But of course, given these two abutted photographs by Lee Ka-sing, which is which? I suppose it would be easiest to argue that the second image—the one at the right—is the poem. It even has stanzas. It’s compact. With two sharp densities—that look like ancient arrowheads. So maybe it’s a lyric poem, an imagist ink-spot. Funny, though, how we so often imagine that poems are short. Dante’s Divine Comedy is a poem. So is The Upanishads. And Pushkin’s Eugene Onegin.
But okay, here’s a genuinely small two-part poem—a very famous one—that sounds the way Ka-sing’s “poem” photo looks: it’s by Ezra Pound and it’s called In a Station of the Metro.
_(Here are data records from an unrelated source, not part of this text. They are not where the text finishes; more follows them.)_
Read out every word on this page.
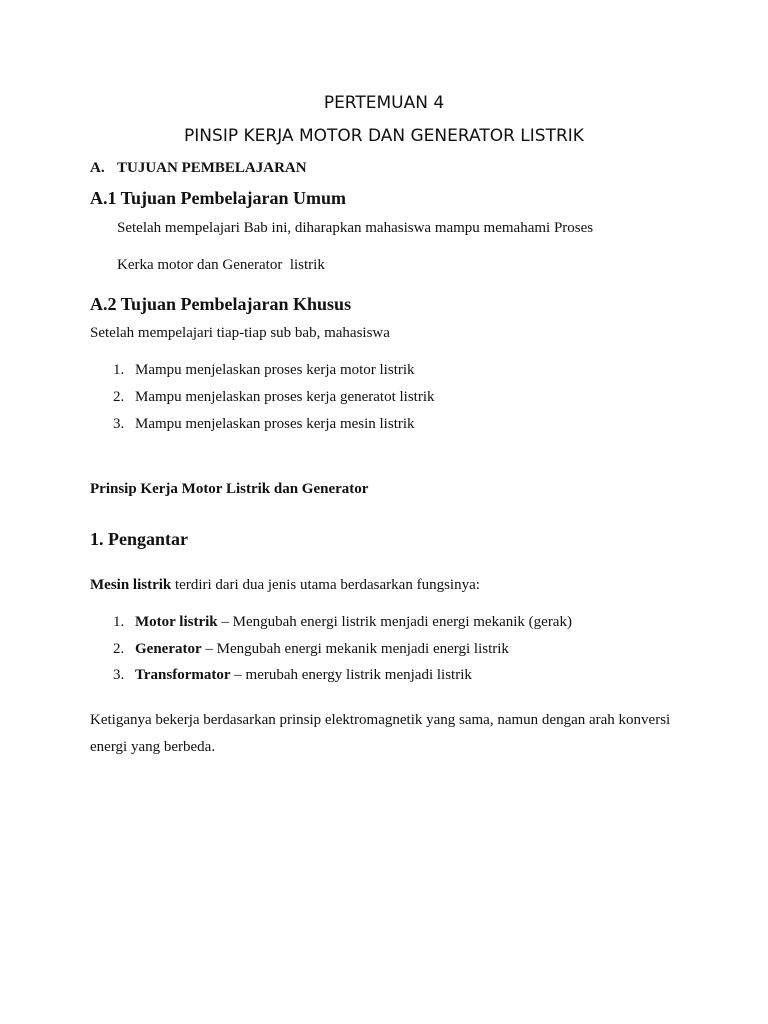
PERTEMUAN 4
PINSIP KERJA MOTOR DAN GENERATOR LISTRIK
A. TUJUAN PEMBELAJARAN
A.1 Tujuan Pembelajaran Umum
Setelah mempelajari Bab ini, diharapkan mahasiswa mampu memahami Proses
Kerka motor dan Generator  listrik
A.2 Tujuan Pembelajaran Khusus
Setelah mempelajari tiap-tiap sub bab, mahasiswa
1. Mampu menjelaskan proses kerja motor listrik
2. Mampu menjelaskan proses kerja generatot listrik
3. Mampu menjelaskan proses kerja mesin listrik
Prinsip Kerja Motor Listrik dan Generator
1. Pengantar
Mesin listrik terdiri dari dua jenis utama berdasarkan fungsinya:
1. Motor listrik – Mengubah energi listrik menjadi energi mekanik (gerak)
2. Generator – Mengubah energi mekanik menjadi energi listrik
3. Transformator – merubah energy listrik menjadi listrik
Ketiganya bekerja berdasarkan prinsip elektromagnetik yang sama, namun dengan arah konversi
energi yang berbeda.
He published it in Poetry magazine in 1913:
The apparition of these faces in the crowd; Petals on a wet, black bough.
One glories—yes?—in the energy of juxtaposition: the haiku-like dangling of one image (“these faces in the crowd”) into the realm of another image (“Petals on a wet, black bough”). You can feel the rub of the first phrase on the second. The fact that there’s no conjunction-like connective phrasing linking the two images (for example: ….the faces in the crowd ARE LIKE petals on a wet, black bough….) heats up the poem the way friction would.
As for the “novel” photo—the one at the left—it’s all bound up in itself, a seamless, internally coordinated structure of words and ideas. Let it be, quivering in consciousness.